Analyser le coût des Jeux constitue un exercice relativement complexe. En effet, chaque comité d'organisation des jeux Olympiques (C.O.J.O.) publie un bilan financier, mais ceux-ci ne sont pas homogènes : la plupart se limitent en effet aux coûts de fonctionnement (cérémonies, organisation des compétitions, transport des sportifs, centre de presse, programme culturel, etc.) ; d'autres affichent dans le bilan les frais qui reviennent soit au C.O.J.O. soit à la Ville (construction ou rénovation des infrastructures sportives, édification du village olympique, hébergement des visiteurs, aménagements pour les médias, etc.). En outre, il faut ajouter le coût de la rénovation ou de la construction d'infrastructures publiques et durables, supporté par la Ville ou l'État (réseau routier, voies ferrées, métro, aéroport parfois, rénovation urbaine). Enfin, les coûts liés à la sécurité, qui connurent une inflation à la suite de l'attentat palestinien aux Jeux de Munich en 1972, puis s'envolèrent après les attaques terroristes du 11 septembre 2001 aux États-Unis, sont majoritairement pris en charge par l'État, voire par une coopération internationale (Athènes, 2004).

Mais le bilan financier des Jeux ne se limite pas aux dépenses ; comme tout bilan comptable, il inclut les recettes (billets d'entrée, droits de retransmission télévisée, merchandising olympique, etc.).

En outre, les Jeux permettent d'impulser un élan nouveau à l'économie locale, voire nationale, lequel se traduit sur le moment par des créations d'emplois, et à long terme par un gain de notoriété pour la ville (essentiellement pour les petites et moyennes agglomérations, donc surtout pour les Jeux d'hiver), ce qui peut avoir un impact favorable sur le tourisme, voire sur les investissements locaux ou étrangers. Et, quand la rénovation urbaine engagée pour les Jeux est bien pensée (Barcelone, 1992 ; Sydney, 2000 ; Londres, 2012), elle constitue un héritage non négligeable.

Surtout, les Jeux, qui associent unité de lieu, unité de temps (deux semaines tous les deux ans) et unité d'action (les épreuves sont connues de tous), apportent à une ville, une région, un pays, qui deviennent pour un moment le centre médiatique du monde, une valorisation incomparable, dont les retombées positives sont difficiles à quantifier.

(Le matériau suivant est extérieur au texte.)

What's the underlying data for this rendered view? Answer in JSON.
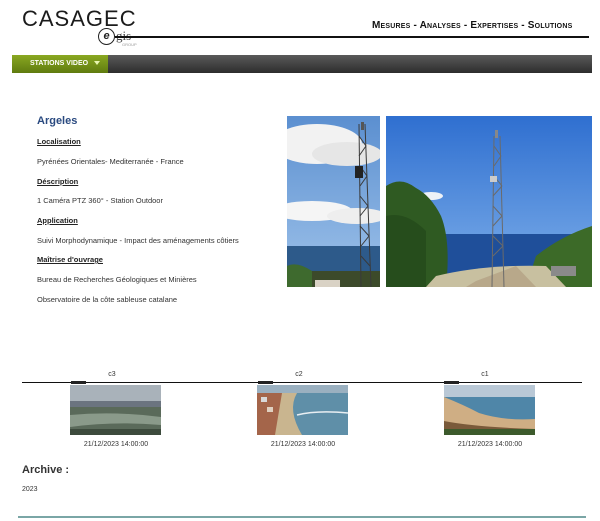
{
  "brand": {
    "logo_text": "CASAGEC",
    "egis_e": "e",
    "egis_word": "gis",
    "egis_group": "GROUP",
    "tagline": "Mesures - Analyses - Expertises - Solutions"
  },
  "nav": {
    "menu_label": "STATIONS VIDEO"
  },
  "station": {
    "name": "Argeles",
    "sections": [
      {
        "heading": "Localisation",
        "lines": [
          "Pyrénées Orientales- Mediterranée - France"
        ]
      },
      {
        "heading": "Déscription",
        "lines": [
          "1 Caméra PTZ 360° - Station Outdoor"
        ]
      },
      {
        "heading": "Application",
        "lines": [
          "Suivi Morphodynamique - Impact des aménagements côtiers"
        ]
      },
      {
        "heading": "Maîtrise d'ouvrage",
        "lines": [
          "Bureau de Recherches Géologiques et Minières",
          "Observatoire de la côte sableuse catalane"
        ]
      }
    ]
  },
  "cameras": [
    {
      "label": "c3",
      "timestamp": "21/12/2023 14:00:00"
    },
    {
      "label": "c2",
      "timestamp": "21/12/2023 14:00:00"
    },
    {
      "label": "c1",
      "timestamp": "21/12/2023 14:00:00"
    }
  ],
  "archive": {
    "heading": "Archive :",
    "years": [
      "2023"
    ]
  },
  "colors": {
    "accent_green": "#7a961c",
    "title_blue": "#2a4a80",
    "footer_teal": "#7aa6a6"
  }
}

Des dépenses exponentielles

Le déficit laissé à la Ville de Montréal par les Jeux met pour la première fois en lumière le fait qu'accueillir les jeux Olympiques peut s'avérer une entreprise aux conséquences financières dramatiques. Pourtant, de tout temps, les cités n'ont jamais lésiné à la dépense pour organiser avec éclat les compétitions olympiques. Ainsi, dès la première édition, à Athènes, en 1896, les Jeux ne peuvent se tenir que grâce à la générosité d'un mécène, Georgios Averoff, qui offre 1 million de drachmes pour financer la rénovation du stade Panathénaïque et couvrir une partie des dépenses courantes. En 1920, au sortir de la Grande Guerre, Anvers réussit à mener à bien son projet olympique grâce à une garantie de 1 million de francs fournie par le comité des commerçants et diamantaires de la ville. En 1924, à Paris, les Jeux constituent un réel succès organisationnel et populaire, mais ils laissent un déficit de 4 millions de francs. En 1932, alors que la Grande Dépression sévit, les Jeux d'hiver de Lake Placid engloutissent 1 million de dollars (Godfrey Dewey, président du comité d'organisation, doit même faire don d'un terrain appartenant à sa famille pour que la piste de bobsleigh soit construite). En 1936, le régime nazi dépense sans compter pour sa nauséabonde entreprise de propagande (77 millions de Reichsmark pour le seul stade olympique de Berlin).

Plus tard, en 1968, les Jeux de Grenoble engloutissent 1,1 milliard de francs, une somme considérable pour des Jeux d'hiver, dont les trois quarts pris en charge par l'État – le général de Gaulle souhaitait faire de ces Jeux une opération de prestige à la gloire de la France. La même année, Mexico consacre 175 millions de dollars aux Jeux, dont 98,5 millions pour les installations sportives, la rénovation urbaine et l'édification du village olympique. En 1972, le Japon investit 3 milliards de francs à l'occasion des Jeux d'hiver de Sapporo, car il est nécessaire de construire toutes les infrastructures. Le coût des Jeux augmente donc continûment et commence à poser réellement problème : consulté par référendum en mars 1972, la population du Colorado refuse de voter une subvention de 5 millions de dollars pour contribuer au financement des Jeux d'hiver de 1976, prévus à Denver ; en conséquence, ceux-ci sont annulés et déplacés à la hâte vers Innsbruck.

Malgré l'épisode malheureux de Montréal, le coût des Jeux s'envole à Moscou : les dirigeants soviétiques admettent que 3 milliards de dollars ont été consacrés aux Jeux, mais les experts internationaux estiment cette somme à 9 milliards de dollars. En revanche, Los Angeles, qui organise les Jeux sur fonds privés, affiche un bénéfice de 223 millions de dollars. En 1992, le budget total des Jeux d'Albertville se monte à 4,2 milliards de francs, mais l'État ajoute 12 milliards de francs pour la réfection et la modernisation des infrastructures publiques. La même année, le rapport officiel du comité d'organisation indique que le budget des Jeux de Barcelone se monte à 195 milliards de pesetas, soit 1,8 milliard de dollars, et qu'il se trouve à l'équilibre ; néanmoins, certains experts estiment que le gouvernement espagnol s'est endetté à hauteur de 4 milliards de dollars, les autorités régionales et municipales à hauteur de 2,1 milliards de dollars. De la même manière, selon le rapport du comité d'organisation, les dépenses liées aux Jeux de Sydney, en 2000, se montent à 2,015 milliards de dollars australiens (1,3 milliard d'euros), mais un audit indépendant réalisé en 2002 indique que le coût des Jeux se situerait plutôt à 6,1 milliards de dollars australiens (3,9 milliards d'euros).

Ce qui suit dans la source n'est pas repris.